Can somebody here help me understand why in this code solving with the L in A = LL^T is an order of magnitude slower than just solving using A? Here is a MWE:
using BenchmarkTools
if !(@isdefined x) # because I lazily re-run in a REPL.
const A = randn(5_000, 5_000)
const Mf = cholesky!(Symmetric(A'A))
end
# With:
# BLAS.get_num_threads() == 4
# BLAS.vendor() == :mkl
# versioninfo() == (v1.6.2, official binary, etc)
print("Full solve:") # 5.050 ms, 0 alloc.
@btime ldiv!($Mf, x) (setup=x=randn(5_000))
print("Cholesky factor solve:") # 59.8 ms, 3 alloc, 190 MiB.
@btime ldiv!($Mf.L, x) (setup=x=randn(5_000))
At larger matrix sizes, the difference is even more pronounced. For a 22k x 22k matrix, the differences was 0.1 seconds vs 1.5 seconds. Looking at the which(LinearAlgebra.ldiv!, ...)

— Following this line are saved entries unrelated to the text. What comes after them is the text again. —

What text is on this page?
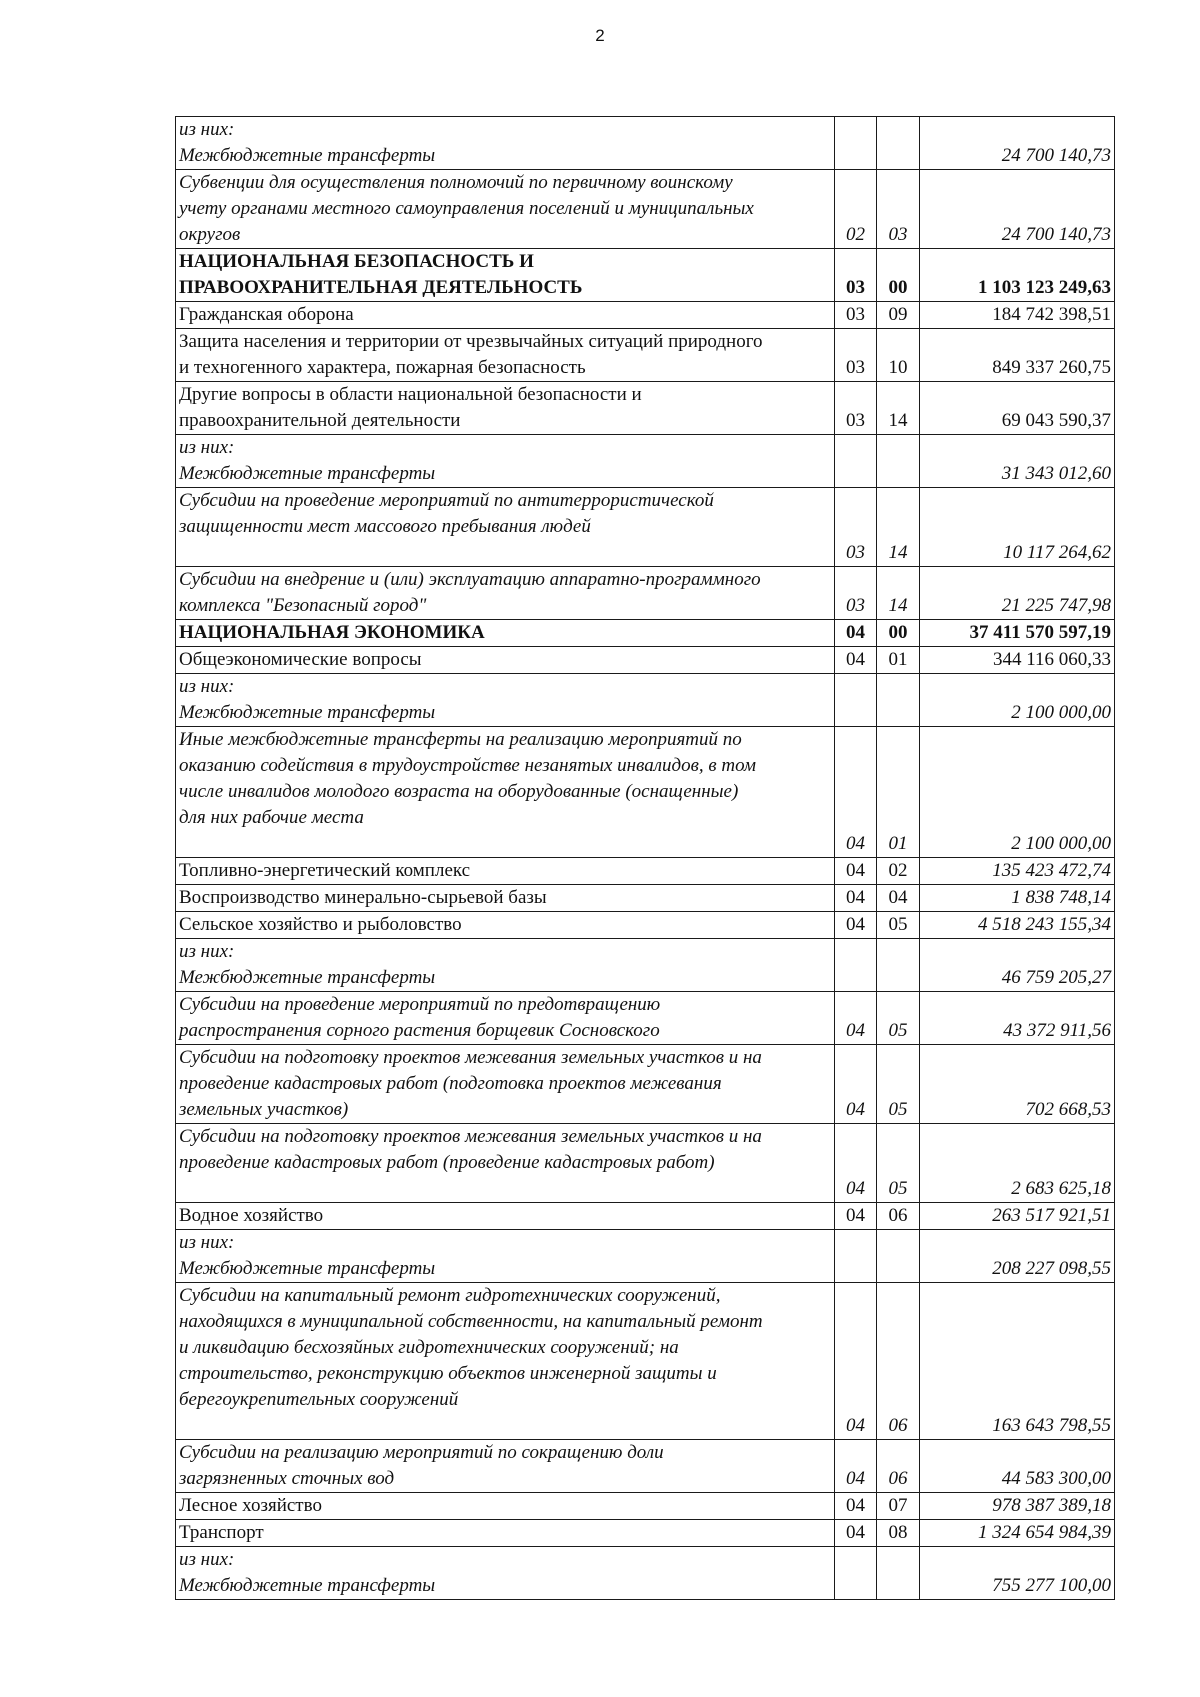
2
из них:
Межбюджетные трансферты			24 700 140,73

Субвенции для осуществления полномочий по первичному воинскому
учету органами местного самоуправления поселений и муниципальных
округов	02	03	24 700 140,73

НАЦИОНАЛЬНАЯ БЕЗОПАСНОСТЬ И
ПРАВООХРАНИТЕЛЬНАЯ ДЕЯТЕЛЬНОСТЬ	03	00	1 103 123 249,63

Гражданская оборона	03	09	184 742 398,51

Защита населения и территории от чрезвычайных ситуаций природного
и техногенного характера, пожарная безопасность	03	10	849 337 260,75

Другие вопросы в области национальной безопасности и
правоохранительной деятельности	03	14	69 043 590,37

из них:
Межбюджетные трансферты			31 343 012,60

Субсидии на проведение мероприятий по антитеррористической
защищенности мест массового пребывания людей	03	14	10 117 264,62

Субсидии на внедрение и (или) эксплуатацию аппаратно-программного
комплекса "Безопасный город"	03	14	21 225 747,98

НАЦИОНАЛЬНАЯ ЭКОНОМИКА	04	00	37 411 570 597,19

Общеэкономические вопросы	04	01	344 116 060,33

из них:
Межбюджетные трансферты			2 100 000,00

Иные межбюджетные трансферты на реализацию мероприятий по
оказанию содействия в трудоустройстве незанятых инвалидов, в том
числе инвалидов молодого возраста на оборудованные (оснащенные)
для них рабочие места	04	01	2 100 000,00

Топливно-энергетический комплекс	04	02	135 423 472,74

Воспроизводство минерально-сырьевой базы	04	04	1 838 748,14

Сельское хозяйство и рыболовство	04	05	4 518 243 155,34

из них:
Межбюджетные трансферты			46 759 205,27

Субсидии на проведение мероприятий по предотвращению
распространения сорного растения борщевик Сосновского	04	05	43 372 911,56

Субсидии на подготовку проектов межевания земельных участков и на
проведение кадастровых работ (подготовка проектов межевания
земельных участков)	04	05	702 668,53

Субсидии на подготовку проектов межевания земельных участков и на
проведение кадастровых работ (проведение кадастровых работ)	04	05	2 683 625,18

Водное хозяйство	04	06	263 517 921,51

из них:
Межбюджетные трансферты			208 227 098,55

Субсидии на капитальный ремонт гидротехнических сооружений,
находящихся в муниципальной собственности, на капитальный ремонт
и ликвидацию бесхозяйных гидротехнических сооружений; на
строительство, реконструкцию объектов инженерной защиты и
берегоукрепительных сооружений	04	06	163 643 798,55

Субсидии на реализацию мероприятий по сокращению доли
загрязненных сточных вод	04	06	44 583 300,00

Лесное хозяйство	04	07	978 387 389,18

Транспорт	04	08	1 324 654 984,39

из них:
Межбюджетные трансферты			755 277 100,00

outputs, it looks like with the triangular Mf.L
Julia is calling trtrs!
, whereas for Mf
it is calling potrs!
. I am sure that potrs!
is doing something smarter than just two sequential triangular solves, but it seems a little surprising that this ldiv!
makes big allocations and is that much slower. Intuitively, shouldn’t the solve with a triangular factor be faster, if anything?
If it matters, I have an intel CPU that does use AVX-512, and like the snippet above says, I use MKL with 4 BLAS threads. From looking around, I see other posts on the forum that say that trtrs!
is slower by a factor of two or three from other triangular solvers, but I haven’t seen this particular issue. Apologies if this is a rehash of a known issue or discussion.
EDIT:
Okay, there is definitely something confusing happening here. I deleted this topic because at first I think I had just made a mistake with my BenchmarkTools interpolation. When I did
@btime ldiv!($(Mf.L), x) (setup=x=randn(5000))
then the times looked reasonable. But the issue persists when I just do
const _x = randn(5000)
@time Mf.L\x # 0.05 seconds
@time Mf\x # 0.005 seconds
So it’s still an order of magnitude difference in this less careful benchmark. I honestly am not sure anymore if this is just a weird benchmarking issue or if trtrs!
vs potrs!
is actually causing a problem.
So many edits. Sorry everyone.